Pop culture themed pranks
Sometimes people really like to have fun with predatory journals. John H McCool (his real name) is an editor of scientific writing and a huge fan of the old comedy show Seinfeld. He too received an email out of the blue inviting him to submit a paper to a suspect journal, in this case the MedCrave Group’s Urology & Nephrology Open Access Journal.
He’s an editor, not a doctor – and certainly not a urologist. However, there was an episode of Seinfeld in which Jerry Seinfeld’s character gets caught by a security guard while peeing in a parking lot. He pretends to have a medical condition called uromycitisis, a real condition, to get out of trouble. So, McCool decided to write a paper about a “patient” with a similar condition.
All the names in the paper come from Seinfeld characters and the whole paper was completely fake. The journal agreed to publish it if he paid $799. He also didn’t pay.
Another MedCrave publication – International Journal of Molecular Biology: Open Access – also got pranked. The psychology blogger known only as Neuroskeptic submitted an article about the midichlorians found in each cell that help people connect to the Force. If that sounds familiar, it’s because it’s straight from the Star Wars prequel movies.
It’s completely full of nonsensical Star Wars references and is basically plagiarised from the Wikipedia page on mitochondria, the small, very real organelles found in each cell of our bodies. Even worse, he admitted to doing this in the paper itself. They still published it.
Sokal revisited
While postmodernism isn’t terribly popular anymore, some still feel the need to attack the scholarship of areas of the arts and humanities. Very recently three authors – Peter Boghossian, a philosophy professor from Portland State University in the US, James Lindsay, a writer with a PhD in mathematics, and Helen Pluckrose, the editor of the digital magazine Areo – spent a year trying to get hoax papers published in areas concerned with studies of race, gender, sexuality, body size and culture.

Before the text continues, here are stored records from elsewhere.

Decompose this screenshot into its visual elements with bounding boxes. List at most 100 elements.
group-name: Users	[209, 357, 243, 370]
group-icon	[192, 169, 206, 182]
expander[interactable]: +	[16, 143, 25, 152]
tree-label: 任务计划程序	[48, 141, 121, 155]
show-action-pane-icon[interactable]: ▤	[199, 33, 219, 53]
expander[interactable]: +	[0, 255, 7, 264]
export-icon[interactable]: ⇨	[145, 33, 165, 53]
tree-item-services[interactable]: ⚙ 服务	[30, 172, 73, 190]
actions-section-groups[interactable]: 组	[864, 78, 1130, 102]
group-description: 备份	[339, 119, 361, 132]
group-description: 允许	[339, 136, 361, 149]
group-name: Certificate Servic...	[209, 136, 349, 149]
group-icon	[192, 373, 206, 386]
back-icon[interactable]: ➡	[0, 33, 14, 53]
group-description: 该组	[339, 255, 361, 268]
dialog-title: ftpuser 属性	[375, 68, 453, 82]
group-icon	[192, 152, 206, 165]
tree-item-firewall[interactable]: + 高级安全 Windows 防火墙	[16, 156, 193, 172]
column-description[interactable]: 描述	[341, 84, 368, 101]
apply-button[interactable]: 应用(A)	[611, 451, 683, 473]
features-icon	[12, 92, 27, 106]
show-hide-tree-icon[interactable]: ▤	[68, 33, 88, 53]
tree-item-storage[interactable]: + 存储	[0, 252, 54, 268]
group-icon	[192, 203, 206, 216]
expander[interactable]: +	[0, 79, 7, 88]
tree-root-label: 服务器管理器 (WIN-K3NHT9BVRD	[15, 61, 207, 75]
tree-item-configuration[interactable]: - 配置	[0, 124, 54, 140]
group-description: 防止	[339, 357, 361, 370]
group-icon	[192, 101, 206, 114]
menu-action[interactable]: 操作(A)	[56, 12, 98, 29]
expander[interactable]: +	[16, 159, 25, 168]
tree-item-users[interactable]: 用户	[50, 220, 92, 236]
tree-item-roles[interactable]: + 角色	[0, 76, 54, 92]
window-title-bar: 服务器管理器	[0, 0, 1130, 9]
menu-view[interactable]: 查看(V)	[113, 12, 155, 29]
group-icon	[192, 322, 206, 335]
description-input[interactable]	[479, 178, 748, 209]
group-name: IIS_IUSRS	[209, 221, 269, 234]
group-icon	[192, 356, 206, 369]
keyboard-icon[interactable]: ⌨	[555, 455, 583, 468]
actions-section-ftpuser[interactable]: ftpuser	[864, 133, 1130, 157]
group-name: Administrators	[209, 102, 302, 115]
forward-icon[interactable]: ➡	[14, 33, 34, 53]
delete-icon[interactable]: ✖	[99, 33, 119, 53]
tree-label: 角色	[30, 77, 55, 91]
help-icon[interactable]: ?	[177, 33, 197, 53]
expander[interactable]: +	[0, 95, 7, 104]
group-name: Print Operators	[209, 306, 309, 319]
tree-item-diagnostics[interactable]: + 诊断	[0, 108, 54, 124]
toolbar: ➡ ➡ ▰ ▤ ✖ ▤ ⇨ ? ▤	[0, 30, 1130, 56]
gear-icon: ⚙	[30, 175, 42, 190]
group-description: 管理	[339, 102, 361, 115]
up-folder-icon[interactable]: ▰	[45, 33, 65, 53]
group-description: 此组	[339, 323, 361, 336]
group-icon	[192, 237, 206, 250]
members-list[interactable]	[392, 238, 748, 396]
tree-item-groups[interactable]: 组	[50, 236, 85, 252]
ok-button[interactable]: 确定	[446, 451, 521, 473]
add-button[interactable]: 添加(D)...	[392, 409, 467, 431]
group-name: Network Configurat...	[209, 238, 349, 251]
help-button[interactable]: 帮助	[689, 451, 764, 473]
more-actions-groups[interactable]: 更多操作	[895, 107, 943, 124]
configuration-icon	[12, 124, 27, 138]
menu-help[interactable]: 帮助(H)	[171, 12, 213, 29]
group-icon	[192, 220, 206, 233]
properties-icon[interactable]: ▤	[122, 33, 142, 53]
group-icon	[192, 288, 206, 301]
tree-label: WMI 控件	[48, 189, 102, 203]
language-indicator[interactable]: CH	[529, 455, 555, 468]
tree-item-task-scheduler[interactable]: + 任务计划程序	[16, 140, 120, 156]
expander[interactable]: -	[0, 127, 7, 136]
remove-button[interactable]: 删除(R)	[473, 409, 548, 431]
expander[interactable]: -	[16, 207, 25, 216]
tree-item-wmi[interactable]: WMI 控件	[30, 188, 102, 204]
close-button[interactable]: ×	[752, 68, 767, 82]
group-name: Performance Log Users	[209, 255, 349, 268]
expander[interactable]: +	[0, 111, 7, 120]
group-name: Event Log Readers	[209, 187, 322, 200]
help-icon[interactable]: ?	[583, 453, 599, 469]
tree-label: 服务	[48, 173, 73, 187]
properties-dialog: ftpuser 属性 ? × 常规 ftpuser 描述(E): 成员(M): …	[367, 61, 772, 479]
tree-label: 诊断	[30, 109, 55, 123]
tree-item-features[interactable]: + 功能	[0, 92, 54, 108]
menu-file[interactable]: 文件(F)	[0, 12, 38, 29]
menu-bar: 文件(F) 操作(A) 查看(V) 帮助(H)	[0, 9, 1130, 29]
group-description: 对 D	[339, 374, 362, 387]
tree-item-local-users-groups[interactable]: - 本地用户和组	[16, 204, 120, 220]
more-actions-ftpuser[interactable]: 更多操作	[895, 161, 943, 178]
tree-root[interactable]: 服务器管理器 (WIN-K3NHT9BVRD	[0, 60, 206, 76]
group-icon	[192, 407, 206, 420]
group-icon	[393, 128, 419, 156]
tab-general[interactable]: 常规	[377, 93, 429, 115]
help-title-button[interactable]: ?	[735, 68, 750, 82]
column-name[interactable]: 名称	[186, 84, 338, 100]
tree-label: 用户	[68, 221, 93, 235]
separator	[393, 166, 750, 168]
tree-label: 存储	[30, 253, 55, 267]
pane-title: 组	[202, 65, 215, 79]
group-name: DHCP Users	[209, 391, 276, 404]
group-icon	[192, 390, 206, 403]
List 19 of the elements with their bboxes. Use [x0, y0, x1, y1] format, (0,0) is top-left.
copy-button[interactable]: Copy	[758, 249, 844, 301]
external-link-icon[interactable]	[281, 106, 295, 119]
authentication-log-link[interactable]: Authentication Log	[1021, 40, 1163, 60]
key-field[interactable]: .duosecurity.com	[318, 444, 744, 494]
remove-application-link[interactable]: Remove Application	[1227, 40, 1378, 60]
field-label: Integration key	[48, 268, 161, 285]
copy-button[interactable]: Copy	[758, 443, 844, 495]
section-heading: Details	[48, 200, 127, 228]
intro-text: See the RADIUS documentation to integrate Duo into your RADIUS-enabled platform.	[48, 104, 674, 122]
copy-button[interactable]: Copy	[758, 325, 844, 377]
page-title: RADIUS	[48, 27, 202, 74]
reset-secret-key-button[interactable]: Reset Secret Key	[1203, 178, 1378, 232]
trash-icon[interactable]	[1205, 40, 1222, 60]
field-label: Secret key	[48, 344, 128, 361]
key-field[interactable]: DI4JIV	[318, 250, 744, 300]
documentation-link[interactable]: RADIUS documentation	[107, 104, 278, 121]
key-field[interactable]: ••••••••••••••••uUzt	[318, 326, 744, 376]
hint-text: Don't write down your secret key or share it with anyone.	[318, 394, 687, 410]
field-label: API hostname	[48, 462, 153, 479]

They say these areas, which they call “grievance studies”, are the descendants of postmodern thinking and therefore have very poor scholarship. Out of the many nonsense papers they wrote and submitted to a range of journals, four were published, another three accepted, four were to be revised and resubmitted, one was still under review and nine were rejected. The topics of the papers ranged from bodybuilding for the overweight to feminist astronomy.
Although they may have exposed problems with the standard of scholarship in some of these areas, some have argued that the experiment didn’t really prove anything, and critics see the way they went about it as deceptive and unethical. Boghossian is actually under investigation by his University for breaching ethics guidelines.
When seven words are all you need
This is my favourite. In 2005, computer science professors Eddie Kohler from Harvard University and David Mazières from Stanford University, both in the US, became so sick and tired of predatory journals and conferences spamming their inbox that they put together a 10-page fake article that they would automatically send off to any predators that emailed them.
The result is a simple as it is naughty. The entire article, including the graphs and flow charts, is made up of only seven words: “Get me off your f@#king mailing list”. Computer scientists found it so funny that it spread far and wide.
Things begin to get really hilarious when Peter Vamplew, an associate professor in IT at Federation University Australia, sent off Kohler and Mazières’ original paper to the International Journal of Advanced Computer Technology.
The predatory journal had emailed him with an invitation to submit a paper, and immediately accepted it for publication. I think we can guess that it isn’t peer-reviewed.